Q. Michael has alluded to the importance of hydration. The common advice is that for proper hydration we need to drink eight glasses of water a day. Other experts say that there's no scientific basis for this recommendation and that we get sufficient water from what they normally eat and drink. From Michael's perspective, what constitutes adequate hydration and what might we do to attain it?

A. We would think that most fragments tend to run on the "low side" of hydration in this present society, and it is true that most human fragments can push the hydration limit regularly to some extent and not have serious consequences for so doing. However, with increasing age the body is less able to maintain hydration levels, and after the menopausal process in males and females, hydration becomes a more persistent sort of problem.

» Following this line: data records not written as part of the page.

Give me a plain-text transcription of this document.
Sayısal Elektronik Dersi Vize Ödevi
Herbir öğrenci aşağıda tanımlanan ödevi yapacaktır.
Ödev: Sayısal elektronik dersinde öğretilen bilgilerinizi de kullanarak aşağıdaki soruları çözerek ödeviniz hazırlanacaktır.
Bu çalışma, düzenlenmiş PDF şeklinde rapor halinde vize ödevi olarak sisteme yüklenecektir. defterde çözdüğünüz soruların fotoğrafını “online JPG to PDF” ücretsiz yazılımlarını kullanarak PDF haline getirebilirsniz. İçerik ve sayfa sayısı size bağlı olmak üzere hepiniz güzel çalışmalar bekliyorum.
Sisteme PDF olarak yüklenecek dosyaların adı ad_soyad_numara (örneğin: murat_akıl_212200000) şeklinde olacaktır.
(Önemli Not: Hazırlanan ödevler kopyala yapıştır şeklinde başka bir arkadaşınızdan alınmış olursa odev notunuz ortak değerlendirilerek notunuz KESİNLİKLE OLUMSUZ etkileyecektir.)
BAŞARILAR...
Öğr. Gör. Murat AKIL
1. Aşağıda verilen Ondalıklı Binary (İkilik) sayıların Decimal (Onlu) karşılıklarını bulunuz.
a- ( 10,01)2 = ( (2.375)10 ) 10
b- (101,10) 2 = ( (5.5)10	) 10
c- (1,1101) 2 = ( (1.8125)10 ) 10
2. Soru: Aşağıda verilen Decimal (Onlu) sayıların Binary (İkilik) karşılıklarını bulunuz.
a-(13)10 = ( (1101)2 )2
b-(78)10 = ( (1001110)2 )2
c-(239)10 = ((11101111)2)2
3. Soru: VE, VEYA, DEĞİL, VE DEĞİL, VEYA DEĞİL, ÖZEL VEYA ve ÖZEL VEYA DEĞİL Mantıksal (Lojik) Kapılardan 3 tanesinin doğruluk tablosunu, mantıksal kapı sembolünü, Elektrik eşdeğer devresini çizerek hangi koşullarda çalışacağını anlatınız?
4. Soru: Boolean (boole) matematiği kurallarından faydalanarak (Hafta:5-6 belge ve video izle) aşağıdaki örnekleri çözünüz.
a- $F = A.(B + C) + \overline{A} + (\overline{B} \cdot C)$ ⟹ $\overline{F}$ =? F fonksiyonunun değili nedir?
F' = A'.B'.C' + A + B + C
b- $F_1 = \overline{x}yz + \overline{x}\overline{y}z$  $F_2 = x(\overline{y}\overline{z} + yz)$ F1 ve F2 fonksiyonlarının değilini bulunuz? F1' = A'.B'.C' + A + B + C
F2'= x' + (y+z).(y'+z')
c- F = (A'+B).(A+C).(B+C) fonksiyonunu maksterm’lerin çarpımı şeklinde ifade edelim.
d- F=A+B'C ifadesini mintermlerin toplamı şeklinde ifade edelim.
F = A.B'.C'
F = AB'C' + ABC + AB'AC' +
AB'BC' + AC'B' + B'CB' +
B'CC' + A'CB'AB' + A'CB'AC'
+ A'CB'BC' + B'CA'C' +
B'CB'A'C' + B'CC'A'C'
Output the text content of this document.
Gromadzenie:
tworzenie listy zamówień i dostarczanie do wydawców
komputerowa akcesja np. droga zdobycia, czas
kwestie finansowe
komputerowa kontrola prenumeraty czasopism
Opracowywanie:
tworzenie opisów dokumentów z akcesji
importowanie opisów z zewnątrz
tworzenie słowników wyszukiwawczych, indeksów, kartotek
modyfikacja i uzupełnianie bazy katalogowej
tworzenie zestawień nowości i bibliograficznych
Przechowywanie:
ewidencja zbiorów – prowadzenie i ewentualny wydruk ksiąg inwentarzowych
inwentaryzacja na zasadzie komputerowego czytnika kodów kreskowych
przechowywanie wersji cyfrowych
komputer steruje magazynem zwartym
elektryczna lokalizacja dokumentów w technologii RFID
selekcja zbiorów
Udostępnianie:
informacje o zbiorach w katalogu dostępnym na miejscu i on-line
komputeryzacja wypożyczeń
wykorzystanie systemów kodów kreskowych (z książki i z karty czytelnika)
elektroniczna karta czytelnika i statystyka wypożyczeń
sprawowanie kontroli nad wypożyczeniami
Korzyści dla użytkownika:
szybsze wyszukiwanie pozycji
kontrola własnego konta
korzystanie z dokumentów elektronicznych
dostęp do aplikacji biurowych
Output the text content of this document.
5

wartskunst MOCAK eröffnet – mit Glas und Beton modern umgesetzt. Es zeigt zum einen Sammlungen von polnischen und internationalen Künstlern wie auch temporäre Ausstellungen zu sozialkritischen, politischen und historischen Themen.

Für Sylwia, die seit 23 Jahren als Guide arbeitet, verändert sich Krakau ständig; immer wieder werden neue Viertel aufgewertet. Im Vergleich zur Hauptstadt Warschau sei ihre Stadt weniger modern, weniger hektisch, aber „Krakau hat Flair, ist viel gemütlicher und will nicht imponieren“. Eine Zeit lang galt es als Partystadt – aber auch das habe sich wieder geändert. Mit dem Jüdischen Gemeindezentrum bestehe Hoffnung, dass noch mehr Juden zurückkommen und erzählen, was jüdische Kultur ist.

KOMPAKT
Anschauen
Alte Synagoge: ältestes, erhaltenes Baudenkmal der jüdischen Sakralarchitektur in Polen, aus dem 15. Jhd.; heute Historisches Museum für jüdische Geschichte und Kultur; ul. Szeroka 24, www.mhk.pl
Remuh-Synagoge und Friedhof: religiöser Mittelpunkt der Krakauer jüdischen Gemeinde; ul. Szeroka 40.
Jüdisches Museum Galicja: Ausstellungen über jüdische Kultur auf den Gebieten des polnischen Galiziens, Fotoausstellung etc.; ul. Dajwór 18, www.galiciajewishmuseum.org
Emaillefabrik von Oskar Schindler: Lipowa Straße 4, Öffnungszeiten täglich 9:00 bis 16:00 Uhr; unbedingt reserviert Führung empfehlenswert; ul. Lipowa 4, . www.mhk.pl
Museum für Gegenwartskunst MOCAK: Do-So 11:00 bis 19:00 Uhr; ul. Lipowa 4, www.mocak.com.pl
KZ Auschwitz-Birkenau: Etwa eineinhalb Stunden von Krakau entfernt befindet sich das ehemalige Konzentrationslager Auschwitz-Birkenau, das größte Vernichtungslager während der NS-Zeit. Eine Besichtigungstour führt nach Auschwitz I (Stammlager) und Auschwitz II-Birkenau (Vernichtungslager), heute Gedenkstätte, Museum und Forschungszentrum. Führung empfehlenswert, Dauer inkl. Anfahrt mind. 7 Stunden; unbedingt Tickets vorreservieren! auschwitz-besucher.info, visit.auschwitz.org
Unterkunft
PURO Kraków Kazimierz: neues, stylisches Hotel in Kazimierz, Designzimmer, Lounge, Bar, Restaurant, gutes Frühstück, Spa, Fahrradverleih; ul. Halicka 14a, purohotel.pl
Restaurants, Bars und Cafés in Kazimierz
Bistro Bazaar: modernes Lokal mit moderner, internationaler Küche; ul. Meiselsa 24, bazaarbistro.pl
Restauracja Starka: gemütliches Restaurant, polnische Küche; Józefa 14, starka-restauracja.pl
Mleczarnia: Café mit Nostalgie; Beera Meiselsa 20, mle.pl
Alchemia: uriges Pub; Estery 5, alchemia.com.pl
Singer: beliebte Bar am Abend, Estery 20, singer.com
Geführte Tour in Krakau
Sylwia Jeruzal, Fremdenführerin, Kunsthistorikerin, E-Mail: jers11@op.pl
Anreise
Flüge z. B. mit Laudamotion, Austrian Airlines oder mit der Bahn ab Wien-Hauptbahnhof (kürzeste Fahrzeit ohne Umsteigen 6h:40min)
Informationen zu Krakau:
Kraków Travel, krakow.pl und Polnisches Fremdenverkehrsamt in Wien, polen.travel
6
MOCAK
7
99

Of course, hydration does not come solely from water. Tea, broth, and other unsalted processes for water can do much to bring about the required hydration for all fragments, but particularly those past the menopausal transition. Six to eight "servings" (ha-ha) of water or water-based substances a day, spread over a ten- to twelve-hour period, are more efficacious for older fragments than prolonged hydration in one "fell swoop". Six cups of water spread over the day are more beneficial than drinking a quart of water in the morning. And while of course salt is necessary as part of the diet, it is best absorbed along with protein substances such as meat and poultry. And if broth is used for hydration, we would think that broth with reduced sodium or no sodium at all would be far more beneficial than any salty liquid that might be consumed.

Incidentally, once menopause has passed, sensitivity to sugars in water tends to increase, particularly as regards all manner of fruit juices of the unfermented kind, for the state of sugars in fruit juices is different than the state of sugars in fermented liquids such as all manner of wines and similar substances. While we do not recommend wine for hydration, it is in fact less likely to interfere with hydration than sweetened fruit juices, and so long as water is part of the consumption pattern, along with broth, wine, soup, etc., tea, [sic] the benefits of hydration should accrue to the fragment in question. Bodily tissues of course require water for health, but they also require micronutrients, which is why we have said that such things as teas, broths and the like are of value. The body cannot simply absorb water and thrive. However, what is consumed and in what proportions is, of course, a matter of choice.